Personality Spans Eras with Styles

"The Bob" and "The Chop" offer distinctive looks, yesterday and today.

After graduating from Bryn Mawr in 1904, Helen Criswell found work as a teacher but didn't last long in the classroom as she decamped for Greenwich Village to unloose her inner Bohemian.

Taking the name Jimmie, Criswell wore smocks and sandals, and even bobbed her hair, back when bobbed hair was newsworthy. A New York Times piece on the subject quoted her: “I could hardly wait to come to Manhattan and have it done.”

In the Village, Criswell ran The Mad Hatter, a below-ground tearoom that drew an artsy crowd. As proprietor, she described herself as “cook, cashier, waiter, bouncer, bus boy, check room boy, official chaperone, arbiter, elegantiarum, chess scorer, peace maker, drainage system, book keeper, cat nurse, censor, and goat of said coffee house.”

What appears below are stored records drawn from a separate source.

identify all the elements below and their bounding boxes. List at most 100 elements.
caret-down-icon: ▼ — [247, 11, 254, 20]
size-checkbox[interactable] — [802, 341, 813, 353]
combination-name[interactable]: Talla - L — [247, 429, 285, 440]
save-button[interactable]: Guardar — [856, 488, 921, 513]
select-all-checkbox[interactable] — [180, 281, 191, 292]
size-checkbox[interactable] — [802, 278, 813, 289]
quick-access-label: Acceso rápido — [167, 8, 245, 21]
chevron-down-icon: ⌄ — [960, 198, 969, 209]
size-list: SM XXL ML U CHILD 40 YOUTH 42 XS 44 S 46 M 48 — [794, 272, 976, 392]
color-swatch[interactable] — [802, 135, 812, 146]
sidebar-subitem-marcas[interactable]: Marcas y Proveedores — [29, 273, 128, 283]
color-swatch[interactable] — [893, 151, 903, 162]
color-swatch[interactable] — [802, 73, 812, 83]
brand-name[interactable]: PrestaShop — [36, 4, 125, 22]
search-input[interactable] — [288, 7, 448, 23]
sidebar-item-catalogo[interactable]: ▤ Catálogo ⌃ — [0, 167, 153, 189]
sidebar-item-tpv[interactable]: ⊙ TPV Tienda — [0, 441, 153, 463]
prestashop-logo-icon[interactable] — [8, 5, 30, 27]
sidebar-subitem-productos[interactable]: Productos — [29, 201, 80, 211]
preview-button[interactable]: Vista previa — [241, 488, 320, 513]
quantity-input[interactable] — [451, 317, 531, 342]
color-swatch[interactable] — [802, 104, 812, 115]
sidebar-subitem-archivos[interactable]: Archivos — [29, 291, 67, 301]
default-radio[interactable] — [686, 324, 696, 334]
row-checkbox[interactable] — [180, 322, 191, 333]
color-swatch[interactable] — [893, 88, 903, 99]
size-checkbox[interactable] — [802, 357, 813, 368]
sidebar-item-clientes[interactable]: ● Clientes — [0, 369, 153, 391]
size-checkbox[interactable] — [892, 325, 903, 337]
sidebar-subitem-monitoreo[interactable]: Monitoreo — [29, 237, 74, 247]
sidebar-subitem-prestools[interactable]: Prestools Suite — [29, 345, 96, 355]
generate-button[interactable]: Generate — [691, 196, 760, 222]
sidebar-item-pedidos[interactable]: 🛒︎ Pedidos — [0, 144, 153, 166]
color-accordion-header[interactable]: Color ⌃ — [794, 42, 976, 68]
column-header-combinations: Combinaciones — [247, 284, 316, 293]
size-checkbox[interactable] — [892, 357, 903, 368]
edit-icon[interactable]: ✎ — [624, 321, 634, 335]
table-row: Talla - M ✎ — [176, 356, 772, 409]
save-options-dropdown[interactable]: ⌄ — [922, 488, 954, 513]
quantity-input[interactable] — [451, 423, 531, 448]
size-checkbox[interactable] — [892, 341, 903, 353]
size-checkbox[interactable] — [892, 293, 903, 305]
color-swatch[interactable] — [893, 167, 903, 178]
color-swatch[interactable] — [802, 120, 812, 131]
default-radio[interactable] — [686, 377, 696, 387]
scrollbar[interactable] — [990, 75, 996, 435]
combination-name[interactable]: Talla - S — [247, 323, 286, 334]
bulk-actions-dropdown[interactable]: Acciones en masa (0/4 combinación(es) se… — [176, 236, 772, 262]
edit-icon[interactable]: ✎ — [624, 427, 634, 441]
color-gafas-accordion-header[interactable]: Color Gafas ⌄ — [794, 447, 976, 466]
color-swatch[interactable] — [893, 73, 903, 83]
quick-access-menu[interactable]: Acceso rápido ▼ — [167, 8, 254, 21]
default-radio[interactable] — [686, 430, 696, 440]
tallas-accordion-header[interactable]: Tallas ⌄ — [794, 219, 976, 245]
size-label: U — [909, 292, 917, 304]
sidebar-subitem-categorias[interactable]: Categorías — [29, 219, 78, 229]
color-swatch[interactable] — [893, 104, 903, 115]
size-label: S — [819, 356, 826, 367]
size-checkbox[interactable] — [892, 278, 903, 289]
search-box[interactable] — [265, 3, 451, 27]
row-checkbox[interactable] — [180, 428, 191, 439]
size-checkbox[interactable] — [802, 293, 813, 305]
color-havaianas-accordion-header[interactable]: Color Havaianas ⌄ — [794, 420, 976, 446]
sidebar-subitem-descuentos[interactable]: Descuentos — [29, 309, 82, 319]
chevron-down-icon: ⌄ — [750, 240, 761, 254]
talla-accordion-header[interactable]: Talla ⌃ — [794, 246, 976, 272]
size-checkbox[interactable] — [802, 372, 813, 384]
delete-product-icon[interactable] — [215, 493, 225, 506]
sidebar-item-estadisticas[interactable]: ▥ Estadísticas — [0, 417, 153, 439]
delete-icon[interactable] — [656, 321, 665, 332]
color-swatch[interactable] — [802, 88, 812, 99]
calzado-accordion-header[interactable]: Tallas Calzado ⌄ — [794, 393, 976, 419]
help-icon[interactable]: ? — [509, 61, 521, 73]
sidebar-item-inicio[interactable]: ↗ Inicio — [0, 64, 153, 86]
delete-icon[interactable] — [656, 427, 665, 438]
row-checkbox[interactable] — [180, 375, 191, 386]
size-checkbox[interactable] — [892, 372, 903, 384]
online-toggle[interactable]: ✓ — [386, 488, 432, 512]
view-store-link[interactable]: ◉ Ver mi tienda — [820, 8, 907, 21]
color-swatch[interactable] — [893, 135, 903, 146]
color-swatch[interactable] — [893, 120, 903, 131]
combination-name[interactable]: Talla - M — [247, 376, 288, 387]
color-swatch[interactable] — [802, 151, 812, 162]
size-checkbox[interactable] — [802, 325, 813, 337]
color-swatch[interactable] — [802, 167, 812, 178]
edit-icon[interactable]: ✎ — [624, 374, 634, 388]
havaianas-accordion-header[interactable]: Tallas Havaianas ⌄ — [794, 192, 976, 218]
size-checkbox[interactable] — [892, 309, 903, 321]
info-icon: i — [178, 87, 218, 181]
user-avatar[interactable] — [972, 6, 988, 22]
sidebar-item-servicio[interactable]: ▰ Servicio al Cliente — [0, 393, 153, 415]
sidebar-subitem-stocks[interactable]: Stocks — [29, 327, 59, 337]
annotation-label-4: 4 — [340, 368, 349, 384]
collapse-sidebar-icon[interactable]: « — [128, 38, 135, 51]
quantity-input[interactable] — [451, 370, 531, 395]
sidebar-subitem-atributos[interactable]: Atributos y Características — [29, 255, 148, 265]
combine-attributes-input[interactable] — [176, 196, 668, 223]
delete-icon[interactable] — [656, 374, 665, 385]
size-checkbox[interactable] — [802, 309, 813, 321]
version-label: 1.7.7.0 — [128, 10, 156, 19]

Like Criswell, The Mad Hatter was decidedly alternative. According to the 1939 Federal Work Administration’s New York City Guide, “Commercialism, even on the part of the proprietress, scarcely existed. Meals were written on the cuff, never to be erased; but all ‘true’ Villagers were welcome so long as they kept the conversation flowing well into the night.”


The Bryn Mawr Chop

The updated bob called the Bryn Mawr Chop is “a rite of passage” and a “milestone in a Bryn Mawr career,” explains Angela Motte ’17. "It’s symbolic of shedding long ‘girlish’ hair for something more modern and businesslike. In addition, it can be seen as a way of coming out. So the Bryn Mawr Chop has a history of both queerness and maturing.”